The (not so lost) art of museum dioramas

Artist Aaron Delehanty works on a mural for Chicago's Field Museum (Photo: Aaron Delehanty)

Artist Aaron Delehanty works on a mural for Chicago’s Field Museum (Photo: Aaron Delehanty)

In 2016, the Field Museum launched a crowdfunding campaign to create their first new habitat diorama in decades. The diorama, depicting the lives of four striped hyenas captured in 1896 by famed museum taxidermist Carl Akeley, came to life thanks to Aaron Delehanty, an artist dedicated to recreating the natural world as accurately as possible.

“I build time machines,” Delehanty says in a talk at TEDxFlourCity. “My time machines are dioramas that recreate a specific space in time, in nature and human history.

Striped Hyena Habitat Diorama by Aaron Delehanty

Striped Hyena Habitat Diorama by Aaron Delehanty (Photo: Aaron Delehanty)

For the Field Museum diorama, Delehanty worked with a team of scientists to make the scene as realistic as possible — to recreate the lives of these hyenas in 1896 Somalia, where they were captured. “Our team — we scrutinize every single leaf, every single stone that went into it,” he says. “I even had to remake the little ball of poo that the dung beetle was pushing around because a scientist said my first ball wasn’t fibrous enough for the environment.”

A dung beetle in the Striped Hyena Habitat Diorama (Photo: Aaron Delehanty)

A dung beetle in the Striped Hyena Habitat Diorama (Photo: Aaron Delehanty)

For the mural depicting the morning sky, Delehanty consulted with an astronomer to make sure the star placement matched exactly what it would have been on August 6, 1896 at 5:30 a.m. — when taxidermist Akeley came across the hyenas. “If you’re looking northeast, [what we painted] is the star pattern that you would have seen — even the moon is in the correct phase,” he says.

The star lineup for the diorama (Photo: Aaron Delehanty)

The star lineup for the diorama (Photo: Aaron Delehanty)

Dioramas may seem a bit out of touch, but they have a charm to them that new technology can’t recreate, Delehanty says. “We shouldn’t dismiss this old form of communicating,” he says. “Dioramas have a lot to tell us and I’m convinced that this is the reason why so many people love dioramas.”  They are interactive in a way video or text is not. “[When] you stand in front of [a diorama],  you teleport into this other place. It really sparks your imagination,” he says.

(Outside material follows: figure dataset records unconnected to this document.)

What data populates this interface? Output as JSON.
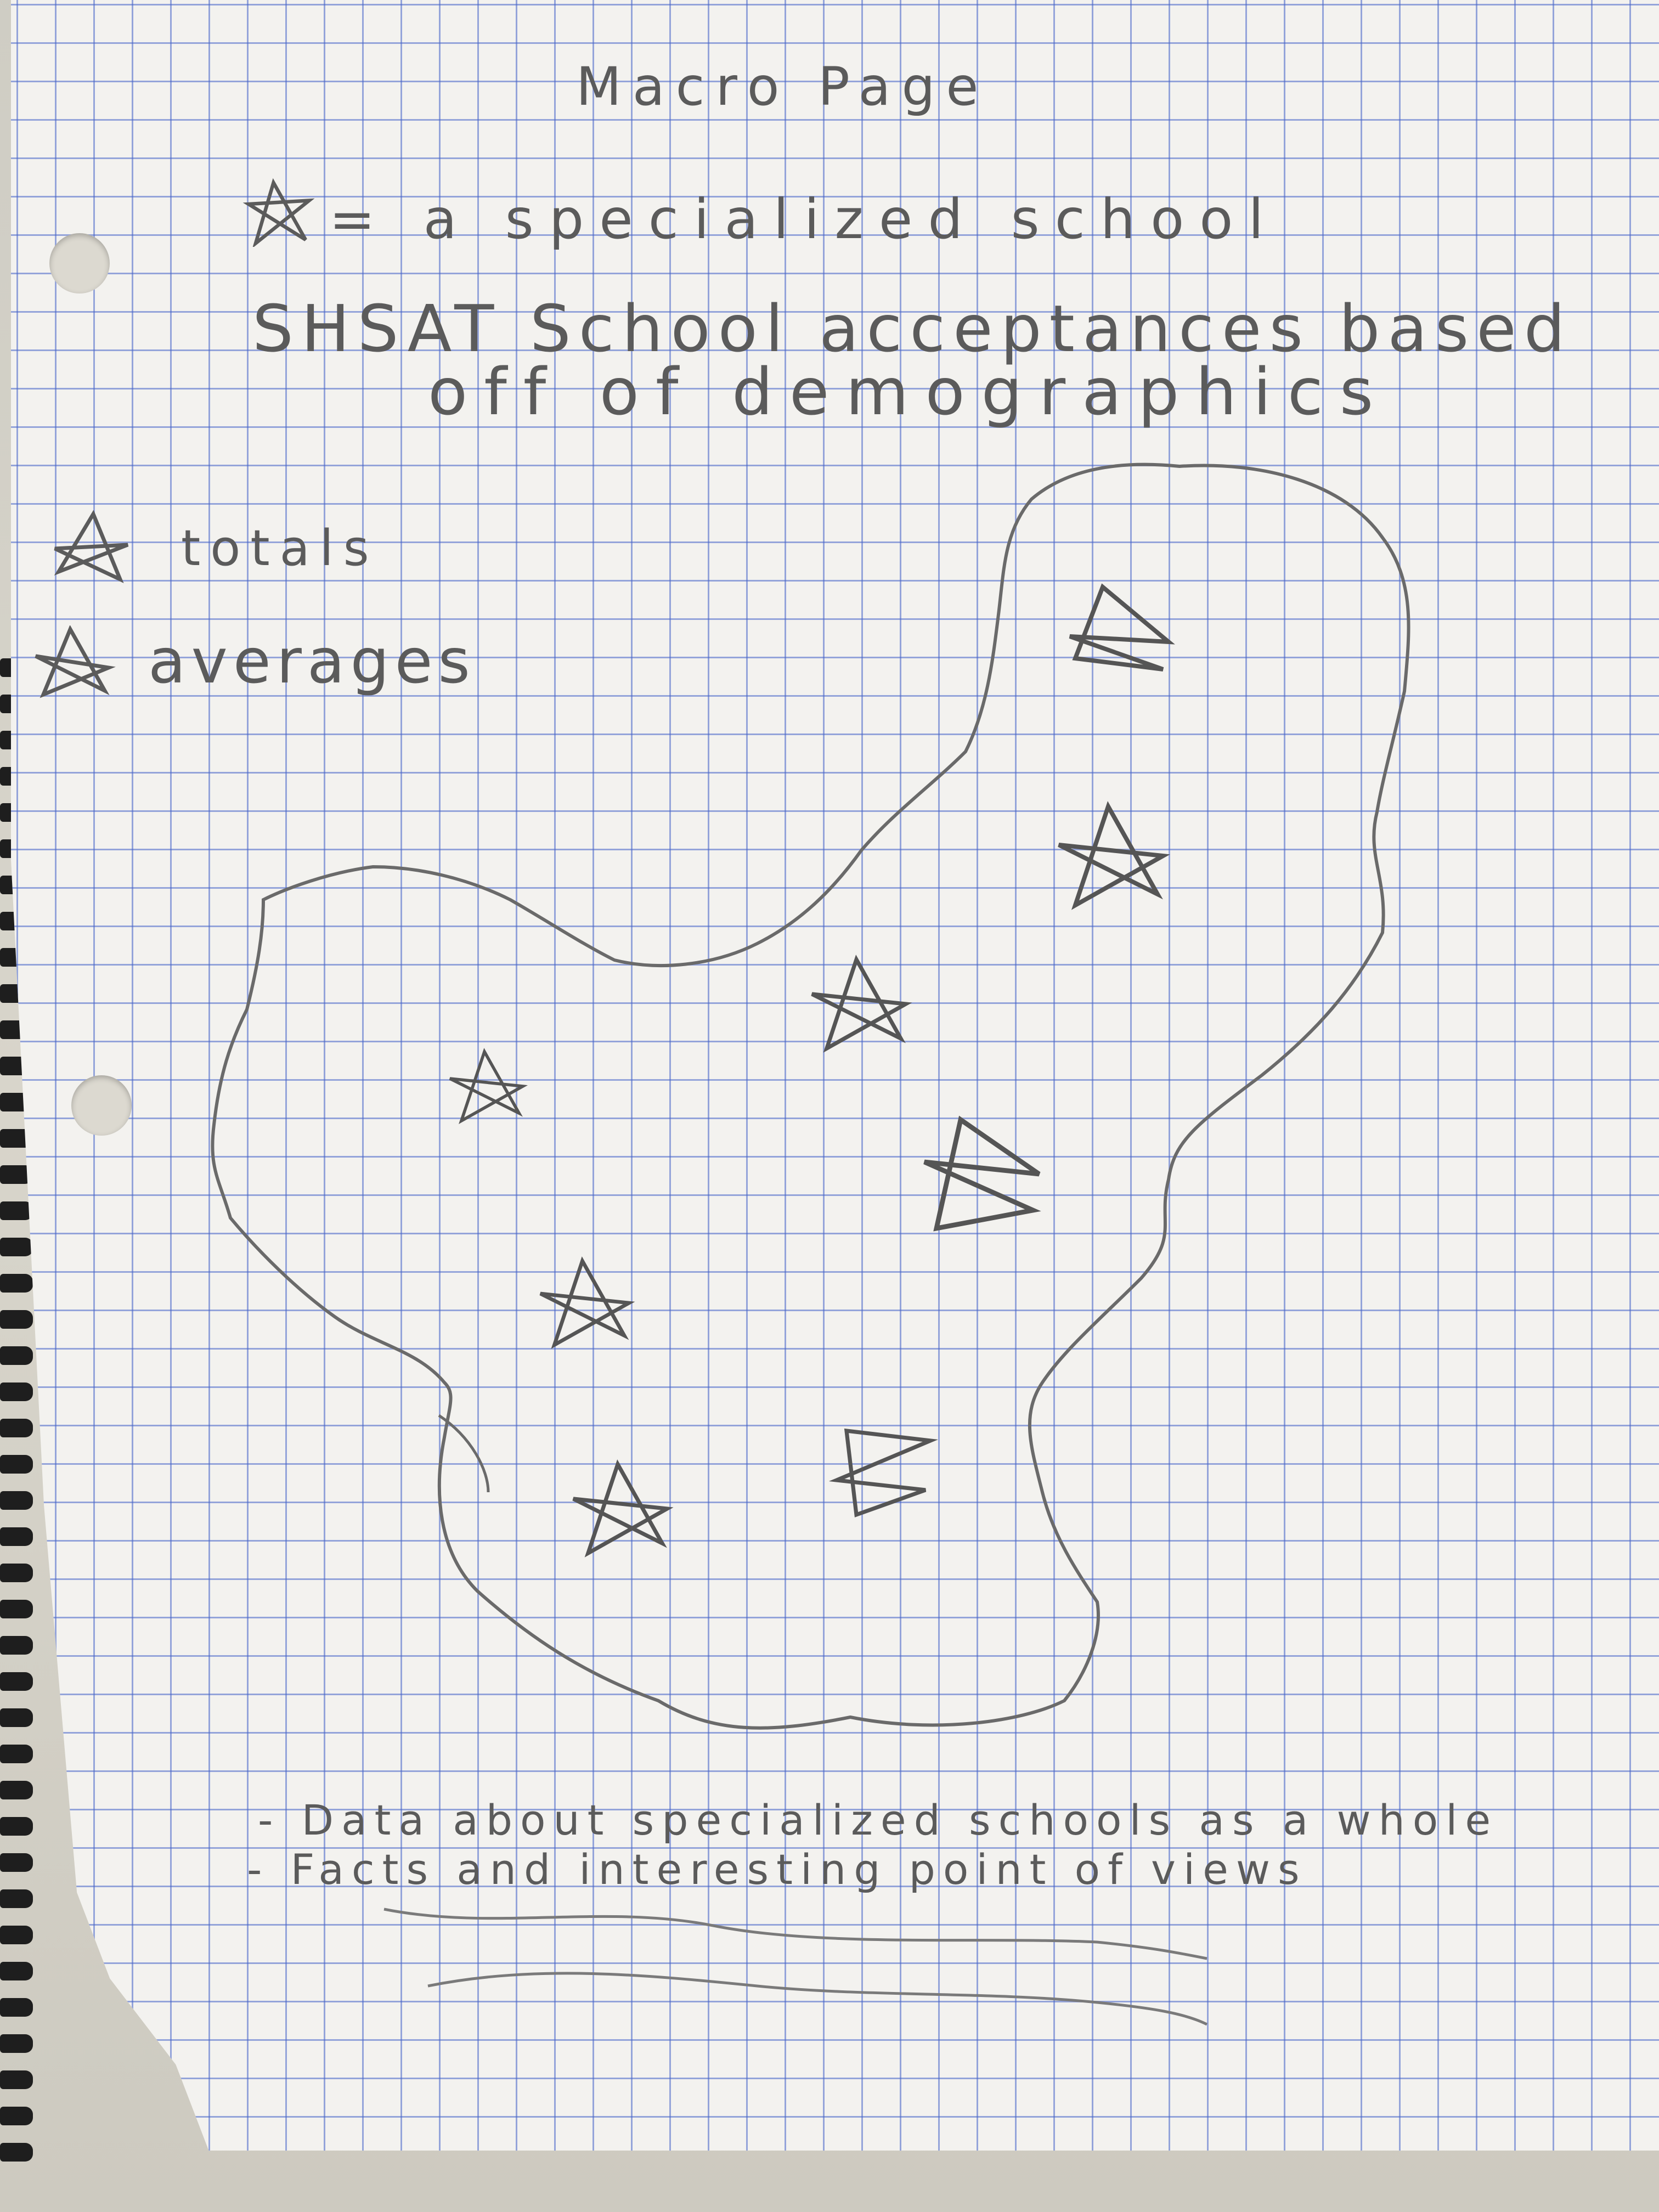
{
  "title": "Macro Page",
  "legend": {
    "star_meaning": "= a specialized school",
    "totals": "totals",
    "averages": "averages"
  },
  "heading": {
    "line1": "SHSAT School acceptances based",
    "line2": "off of demographics"
  },
  "notes": [
    "- Data about specialized schools as a whole",
    "- Facts and interesting point of views"
  ],
  "icons": {
    "school_marker": "star-icon",
    "map": "nyc-map-outline"
  },
  "colors": {
    "pencil": "#5b5b5b",
    "grid": "#4664c8",
    "paper": "#f3f2ef"
  }
}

A diorama of life under an ice sheet by Aaron Delehanty

A diorama of life under an ice sheet by Aaron Delehanty (Photo: Aaron Delehanty)

“The next time you’re somewhere and you encounter a diorama, I want you to stop, take a deep breath and allow the world around you to just melt away and disappear. Take an adventure inside that time machine and lose yourself in it.”